Keurig Dr Pepper tumbles after announcing $18 billion acquisition and planned split-up of coffee business from other drinks
Keurig Dr Pepper is admitting that soft drinks and coffee don’t mix.
The beverage company announced a plan to buy Dutch-based JDE Peet’s NV for 15.7 billion euros (or roughly $18.4 billion) in an all-stock deal and then cleave itself in two, separating the newly combined company’s coffee and other refreshment drinks into stand-alone entities.

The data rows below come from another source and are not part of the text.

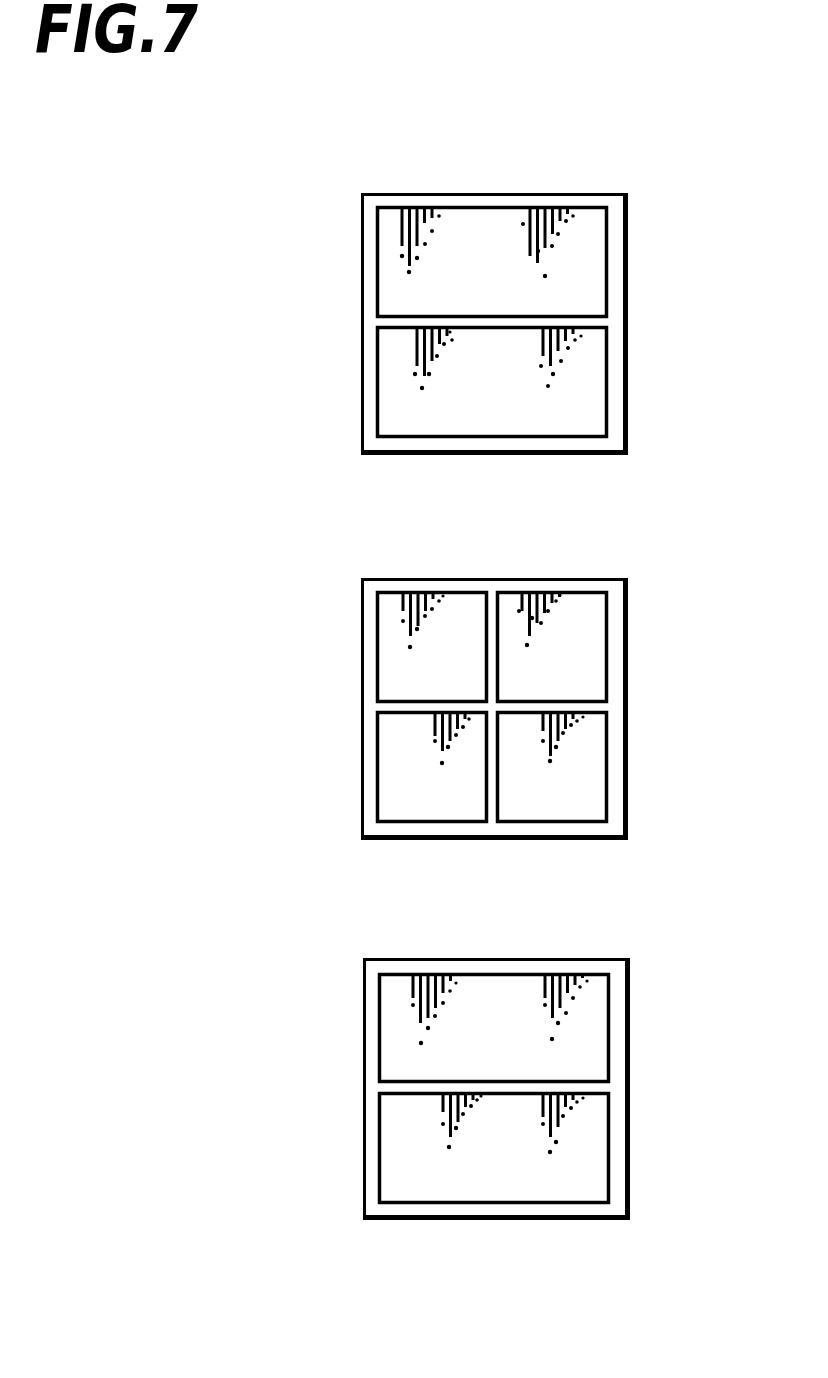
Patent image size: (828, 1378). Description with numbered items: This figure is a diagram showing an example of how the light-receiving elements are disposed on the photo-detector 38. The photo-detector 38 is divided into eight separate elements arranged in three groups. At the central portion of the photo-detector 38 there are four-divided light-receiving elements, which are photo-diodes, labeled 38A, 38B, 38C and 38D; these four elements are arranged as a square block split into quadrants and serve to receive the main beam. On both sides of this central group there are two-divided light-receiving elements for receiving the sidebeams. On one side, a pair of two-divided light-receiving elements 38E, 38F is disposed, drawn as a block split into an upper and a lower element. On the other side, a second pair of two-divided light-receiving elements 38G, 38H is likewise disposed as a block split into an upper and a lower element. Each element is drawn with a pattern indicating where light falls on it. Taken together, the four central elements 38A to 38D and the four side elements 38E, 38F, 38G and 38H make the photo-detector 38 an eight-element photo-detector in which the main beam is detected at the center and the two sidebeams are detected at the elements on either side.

The photo-detector 38 is at (436, 1342).
The light-receiving element 38A is at (390, 645).
The light-receiving element 38B is at (390, 753).
The light-receiving element 38C is at (590, 758).
The light-receiving element 38D is at (590, 643).
The light-receiving element 38E is at (390, 279).
The light-receiving element 38F is at (390, 384).
The light-receiving element 38G is at (395, 1030).
The light-receiving element 38H is at (395, 1138).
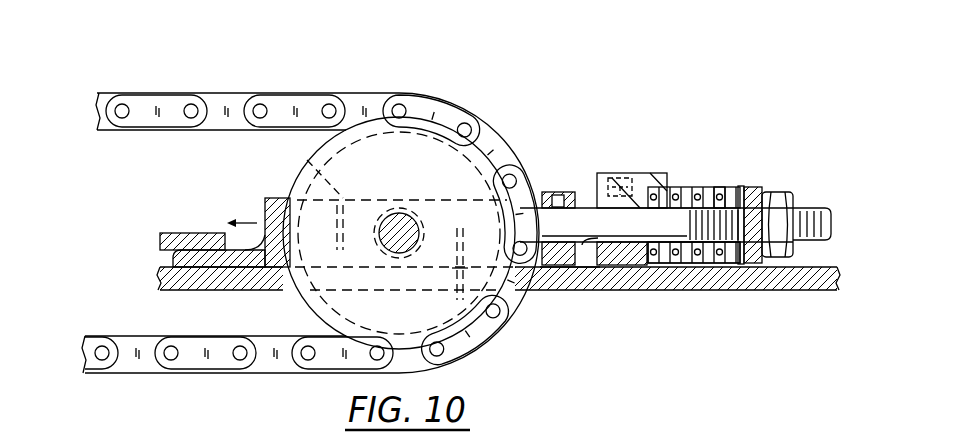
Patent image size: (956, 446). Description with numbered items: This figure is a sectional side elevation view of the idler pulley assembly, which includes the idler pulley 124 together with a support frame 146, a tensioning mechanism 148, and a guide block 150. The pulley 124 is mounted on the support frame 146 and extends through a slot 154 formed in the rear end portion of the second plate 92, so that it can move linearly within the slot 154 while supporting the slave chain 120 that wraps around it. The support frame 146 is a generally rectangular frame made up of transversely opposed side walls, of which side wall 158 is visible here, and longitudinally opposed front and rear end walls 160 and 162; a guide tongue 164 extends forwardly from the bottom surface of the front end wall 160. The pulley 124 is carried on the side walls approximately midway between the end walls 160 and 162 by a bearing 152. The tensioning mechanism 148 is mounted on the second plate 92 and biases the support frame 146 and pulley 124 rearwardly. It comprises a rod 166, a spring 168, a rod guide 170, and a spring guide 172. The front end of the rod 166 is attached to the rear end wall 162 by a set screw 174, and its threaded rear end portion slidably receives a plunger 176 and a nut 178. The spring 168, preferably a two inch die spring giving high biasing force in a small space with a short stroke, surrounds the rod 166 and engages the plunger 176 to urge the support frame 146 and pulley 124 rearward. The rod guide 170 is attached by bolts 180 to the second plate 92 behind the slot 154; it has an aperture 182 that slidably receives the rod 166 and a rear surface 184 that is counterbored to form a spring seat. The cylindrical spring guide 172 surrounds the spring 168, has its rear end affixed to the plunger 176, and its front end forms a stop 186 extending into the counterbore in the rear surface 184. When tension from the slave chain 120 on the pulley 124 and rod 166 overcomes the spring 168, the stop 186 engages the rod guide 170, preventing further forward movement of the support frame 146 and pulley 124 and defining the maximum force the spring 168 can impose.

The second plate 92 is at (820, 270).
The slave chain 120 is at (176, 51).
The idler pulley 124 is at (414, 174).
The support frame 146 is at (257, 205).
The tensioning mechanism 148 is at (752, 169).
The guide block 150 is at (175, 232).
The bearing 152 is at (400, 250).
The slot 154 is at (583, 267).
The side wall 158 is at (307, 160).
The front end wall 160 is at (268, 200).
The rear end wall 162 is at (567, 192).
The guide tongue 164 is at (177, 258).
The rod 166 is at (822, 209).
The spring 168 is at (716, 255).
The rod guide 170 is at (664, 188).
The spring guide 172 is at (716, 188).
The set screw 174 is at (555, 192).
The plunger 176 is at (762, 190).
The nut 178 is at (785, 195).
The bolts 180 is at (618, 178).
The aperture 182 is at (582, 245).
The rear surface 184 is at (658, 190).
The stop 186 is at (645, 255).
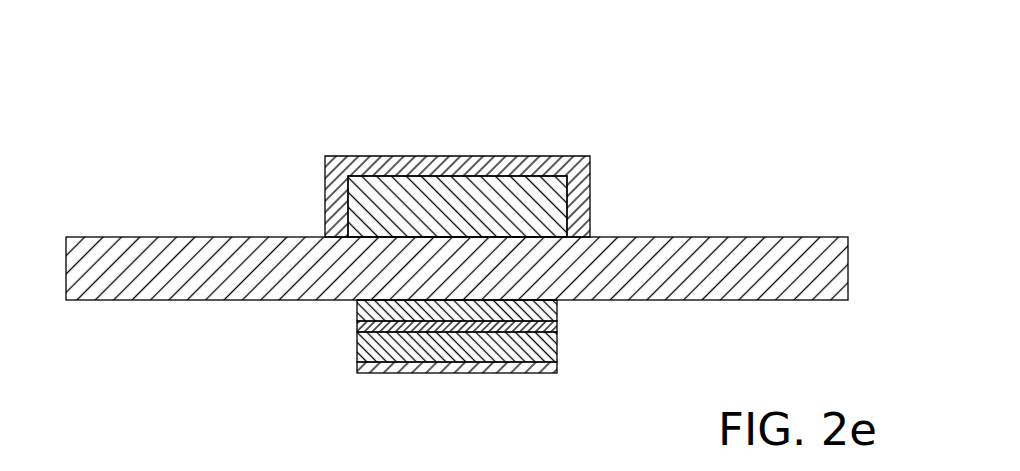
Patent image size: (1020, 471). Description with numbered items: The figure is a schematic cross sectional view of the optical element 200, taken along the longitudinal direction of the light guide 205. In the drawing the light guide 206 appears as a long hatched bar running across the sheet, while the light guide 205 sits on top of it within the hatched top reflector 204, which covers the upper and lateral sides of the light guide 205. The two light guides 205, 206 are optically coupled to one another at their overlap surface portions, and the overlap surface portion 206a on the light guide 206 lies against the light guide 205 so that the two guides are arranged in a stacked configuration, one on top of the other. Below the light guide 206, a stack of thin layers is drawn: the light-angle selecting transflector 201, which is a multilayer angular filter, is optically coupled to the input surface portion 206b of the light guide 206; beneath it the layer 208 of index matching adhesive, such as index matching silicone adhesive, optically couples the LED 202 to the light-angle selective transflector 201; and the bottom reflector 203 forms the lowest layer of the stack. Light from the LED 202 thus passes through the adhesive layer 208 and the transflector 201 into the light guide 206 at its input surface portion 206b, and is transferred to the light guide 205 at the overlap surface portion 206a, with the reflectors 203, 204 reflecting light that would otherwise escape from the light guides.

The optical element 200 is at (673, 82).
The light-angle selecting transflector 201 is at (557, 307).
The LED 202 is at (557, 342).
The bottom reflector 203 is at (370, 373).
The top reflector 204 is at (477, 156).
The light guide 205 is at (538, 176).
The light guide 206 is at (792, 237).
The overlap surface portion 206a is at (419, 248).
The input surface portion 206b is at (505, 312).
The layer of index matching adhesive 208 is at (557, 327).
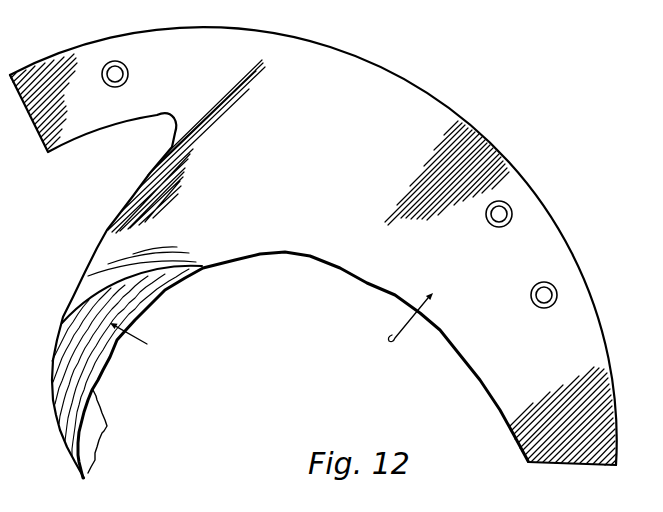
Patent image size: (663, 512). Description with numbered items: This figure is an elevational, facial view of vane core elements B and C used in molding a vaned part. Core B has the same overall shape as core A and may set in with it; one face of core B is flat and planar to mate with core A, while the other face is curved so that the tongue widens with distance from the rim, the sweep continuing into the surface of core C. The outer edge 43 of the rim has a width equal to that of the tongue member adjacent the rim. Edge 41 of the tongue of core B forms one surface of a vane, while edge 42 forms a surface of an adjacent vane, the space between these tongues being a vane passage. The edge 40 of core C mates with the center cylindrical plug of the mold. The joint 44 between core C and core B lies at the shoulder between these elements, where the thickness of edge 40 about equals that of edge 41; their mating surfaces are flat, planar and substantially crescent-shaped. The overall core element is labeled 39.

The blade segment body 39 is at (313, 259).
The edge of core C 40 is at (109, 427).
The edge of the tongue of core B 41 is at (463, 363).
The edge of the tongue of core B 42 is at (108, 216).
The outer edge of the rim 43 is at (596, 319).
The joint between core C and core B 44 is at (199, 267).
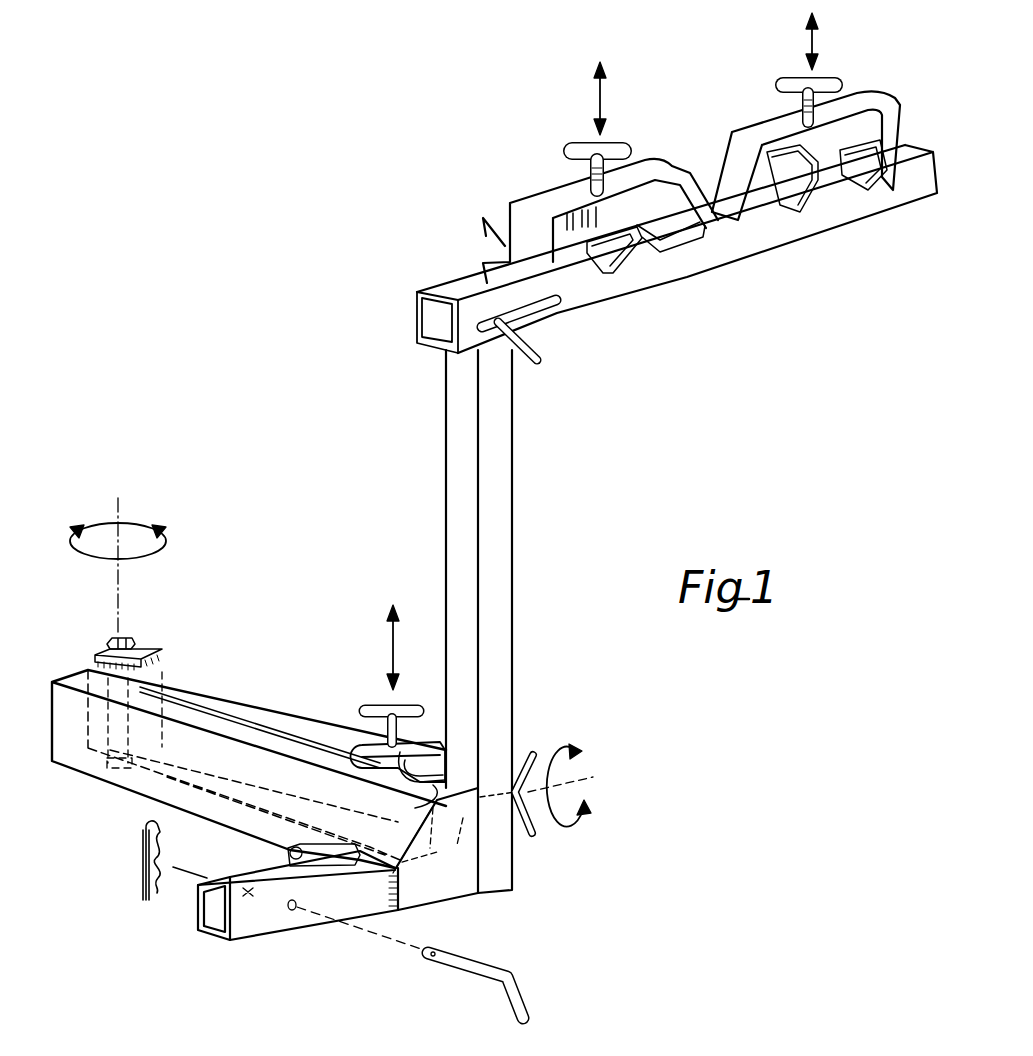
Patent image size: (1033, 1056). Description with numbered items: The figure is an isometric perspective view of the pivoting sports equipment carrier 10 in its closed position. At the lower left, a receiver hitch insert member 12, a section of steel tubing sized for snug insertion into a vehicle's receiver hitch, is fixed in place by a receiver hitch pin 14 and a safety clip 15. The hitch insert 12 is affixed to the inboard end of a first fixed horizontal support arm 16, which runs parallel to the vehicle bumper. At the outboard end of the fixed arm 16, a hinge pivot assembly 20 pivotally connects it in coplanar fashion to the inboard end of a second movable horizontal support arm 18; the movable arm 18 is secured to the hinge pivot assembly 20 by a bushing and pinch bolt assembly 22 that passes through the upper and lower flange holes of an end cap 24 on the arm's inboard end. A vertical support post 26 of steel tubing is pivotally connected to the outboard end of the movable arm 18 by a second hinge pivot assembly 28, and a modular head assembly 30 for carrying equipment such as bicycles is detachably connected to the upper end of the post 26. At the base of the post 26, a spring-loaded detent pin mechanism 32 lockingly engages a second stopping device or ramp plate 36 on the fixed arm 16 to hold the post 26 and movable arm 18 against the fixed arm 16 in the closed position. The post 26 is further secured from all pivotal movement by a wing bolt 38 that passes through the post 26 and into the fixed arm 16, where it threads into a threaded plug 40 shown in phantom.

The pivoting sports equipment carrier 10 is at (302, 448).
The receiver hitch insert member 12 is at (273, 920).
The receiver hitch pin 14 is at (475, 962).
The safety clip 15 is at (142, 857).
The first fixed horizontal support member or arm 16 is at (138, 783).
The second movable horizontal support member or arm 18 is at (248, 703).
The hinge pivot assembly 20 is at (138, 633).
The bushing and pinch bolt assembly 22 is at (108, 639).
The end cap 24 is at (162, 650).
The vertical support member or post 26 is at (505, 518).
The second hinge pivot assembly 28 is at (434, 730).
The modular head assembly 30 is at (685, 140).
The spring-loaded detent pin mechanism 32 is at (373, 695).
The second stopping device or ramp plate 36 is at (420, 798).
The wing bolt 38 is at (538, 830).
The threaded plug 40 is at (433, 849).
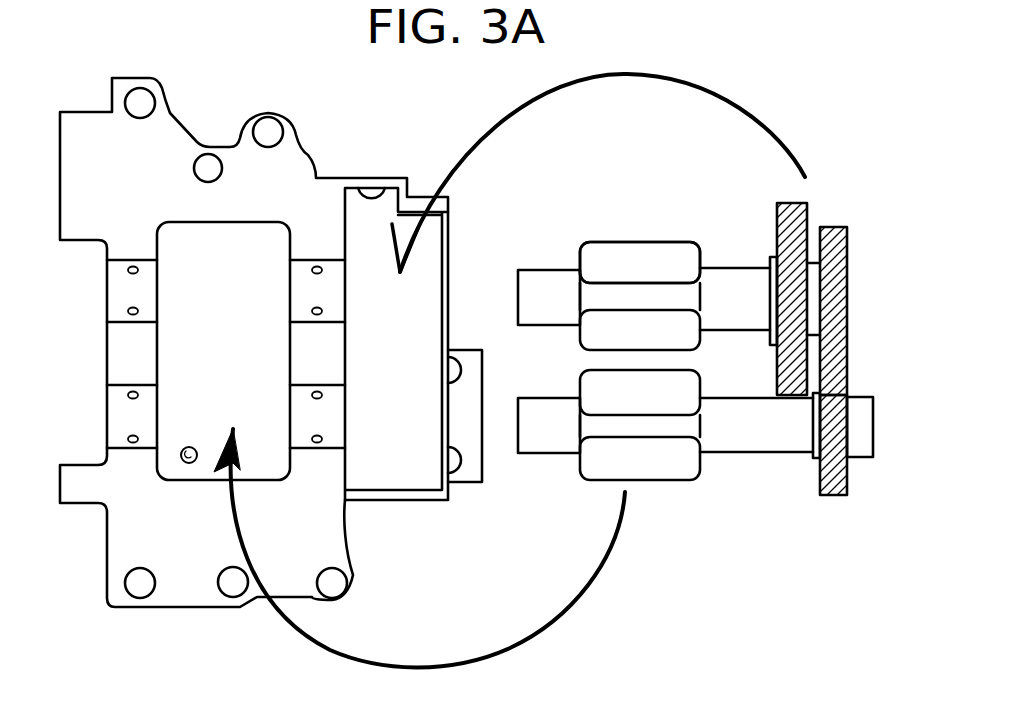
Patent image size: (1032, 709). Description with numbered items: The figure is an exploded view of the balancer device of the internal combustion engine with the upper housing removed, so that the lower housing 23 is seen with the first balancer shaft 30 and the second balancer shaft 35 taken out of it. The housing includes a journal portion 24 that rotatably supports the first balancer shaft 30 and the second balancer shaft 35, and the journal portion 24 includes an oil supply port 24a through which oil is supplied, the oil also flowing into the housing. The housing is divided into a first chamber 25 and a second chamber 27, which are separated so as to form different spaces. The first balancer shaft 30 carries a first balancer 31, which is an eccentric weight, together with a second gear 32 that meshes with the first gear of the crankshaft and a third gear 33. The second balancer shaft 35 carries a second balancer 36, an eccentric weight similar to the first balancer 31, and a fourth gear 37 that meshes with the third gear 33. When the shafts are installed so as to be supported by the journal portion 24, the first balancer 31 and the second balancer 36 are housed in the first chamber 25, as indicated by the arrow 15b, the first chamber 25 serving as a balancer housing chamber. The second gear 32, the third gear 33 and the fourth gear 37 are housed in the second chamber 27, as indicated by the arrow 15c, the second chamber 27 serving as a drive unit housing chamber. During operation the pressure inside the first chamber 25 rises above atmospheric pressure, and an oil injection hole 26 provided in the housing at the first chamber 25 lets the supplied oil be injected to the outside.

The lower housing 23 is at (128, 607).
The journal portion 24 is at (128, 291).
The oil supply port 24a is at (128, 270).
The first chamber 25 is at (233, 246).
The oil injection hole 26 is at (186, 460).
The second chamber 27 is at (362, 188).
The first balancer shaft 30 is at (676, 215).
The first balancer 31 is at (585, 242).
The second gear 32 is at (808, 203).
The third gear 33 is at (847, 227).
The second balancer shaft 35 is at (735, 478).
The second balancer 36 is at (582, 482).
The fourth gear 37 is at (847, 487).
The arrow 15b is at (554, 628).
The arrow 15c is at (590, 78).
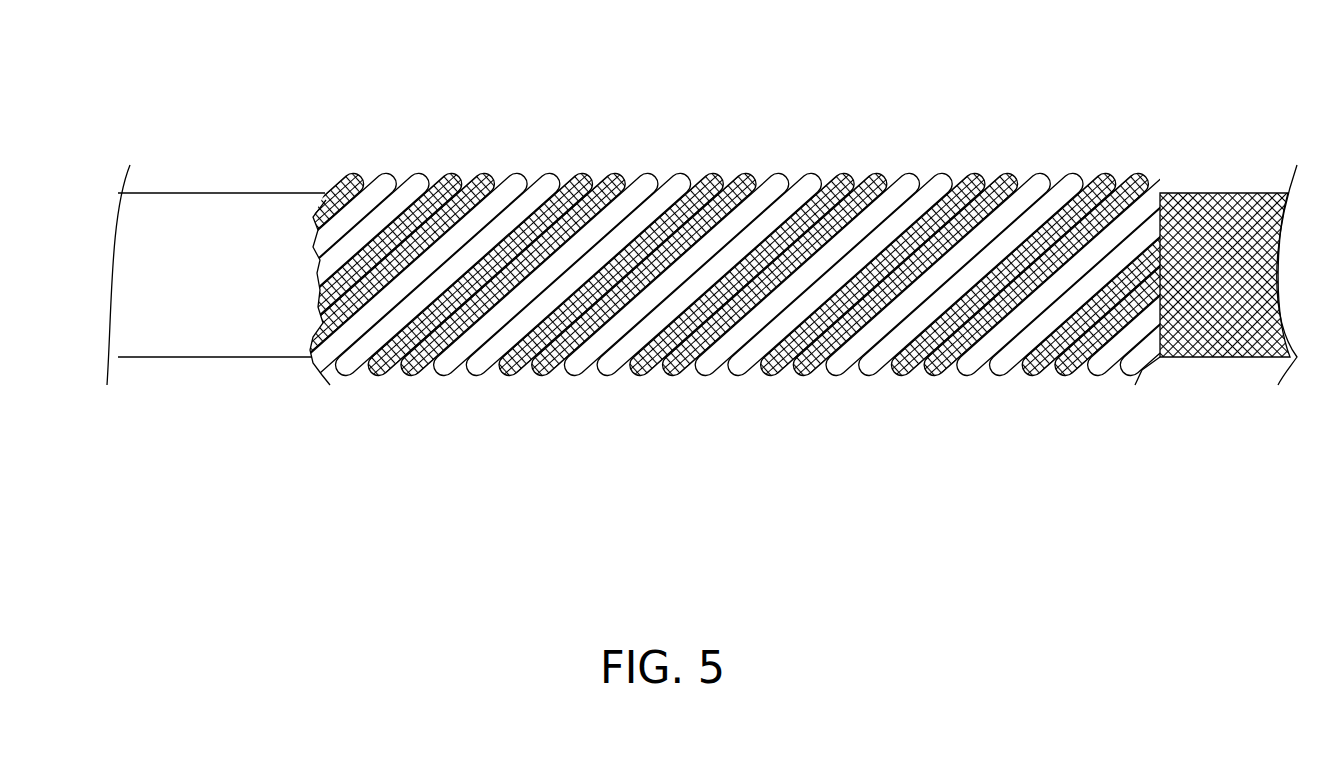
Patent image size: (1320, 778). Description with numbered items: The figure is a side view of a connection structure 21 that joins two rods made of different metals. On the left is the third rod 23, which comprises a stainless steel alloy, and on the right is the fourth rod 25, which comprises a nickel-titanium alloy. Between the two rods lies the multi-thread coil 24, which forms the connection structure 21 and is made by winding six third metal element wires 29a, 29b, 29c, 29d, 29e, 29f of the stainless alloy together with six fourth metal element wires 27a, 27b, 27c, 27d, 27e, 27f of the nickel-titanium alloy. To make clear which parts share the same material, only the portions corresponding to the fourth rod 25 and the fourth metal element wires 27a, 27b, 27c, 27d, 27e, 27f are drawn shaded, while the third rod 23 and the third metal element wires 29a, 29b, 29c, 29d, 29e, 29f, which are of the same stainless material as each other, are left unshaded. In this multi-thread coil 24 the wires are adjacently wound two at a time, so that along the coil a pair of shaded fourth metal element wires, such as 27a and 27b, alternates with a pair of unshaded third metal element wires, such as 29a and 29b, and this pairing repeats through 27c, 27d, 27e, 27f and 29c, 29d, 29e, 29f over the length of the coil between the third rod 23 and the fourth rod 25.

The connection structure 21 is at (713, 274).
The third rod 23 is at (265, 213).
The multi-thread coil 24 is at (727, 247).
The fourth rod 25 is at (1191, 194).
The fourth metal element wire 27a is at (982, 167).
The fourth metal element wire 27b is at (1015, 167).
The fourth metal element wire 27c is at (721, 167).
The fourth metal element wire 27d is at (753, 167).
The fourth metal element wire 27e is at (852, 167).
The fourth metal element wire 27f is at (884, 167).
The third metal element wire 29a is at (841, 450).
The third metal element wire 29b is at (873, 450).
The third metal element wire 29c is at (972, 450).
The third metal element wire 29d is at (1004, 450).
The third metal element wire 29e is at (698, 383).
The third metal element wire 29f is at (731, 383).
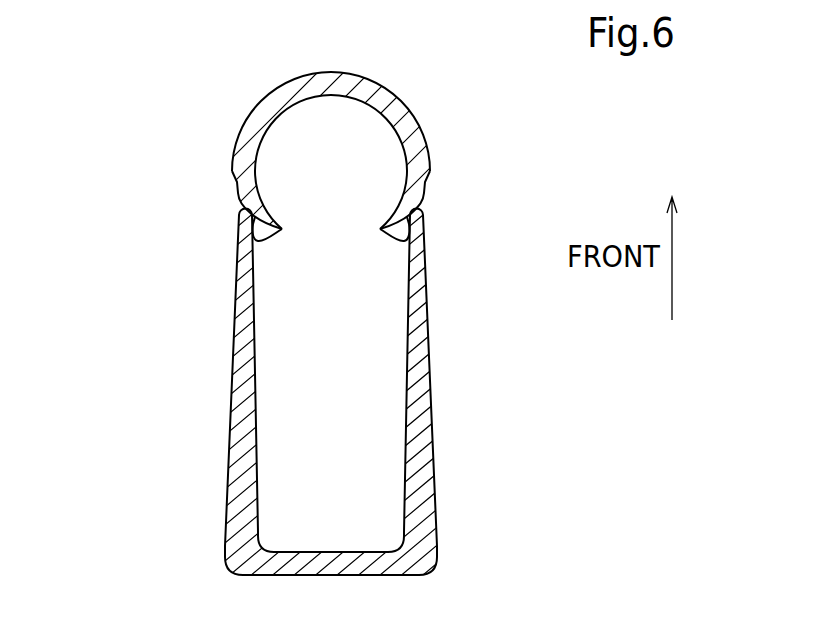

This reverses the move from about seven years ago, when the closing of the merger between Dr Pepper Snapple Group and Keurig Green Mountain created the diversified beverage giant in the first place.
Shares of Keurig Dr Pepper are down nearly 7% as of 8:25 a.m. ET, the worst performer among S&P 500 constituents.
“Upon separation, Global Coffee Co., with approximately $16 billion in combined annual net sales, will be the world’s largest pure-play coffee company,” the company said in a press release.
Management anticipates $400 million in cost savings stemming from this acquisition, and expects the deal will be additive to its bottom line in the first year of the union.
This purchase “to essentially help it divest its struggling Keurig coffee business (23% of sales) is a positive move to add focus to its strong cold beverages business,” Bloomberg Intelligence senior industry analyst Kenneth Shea wrote.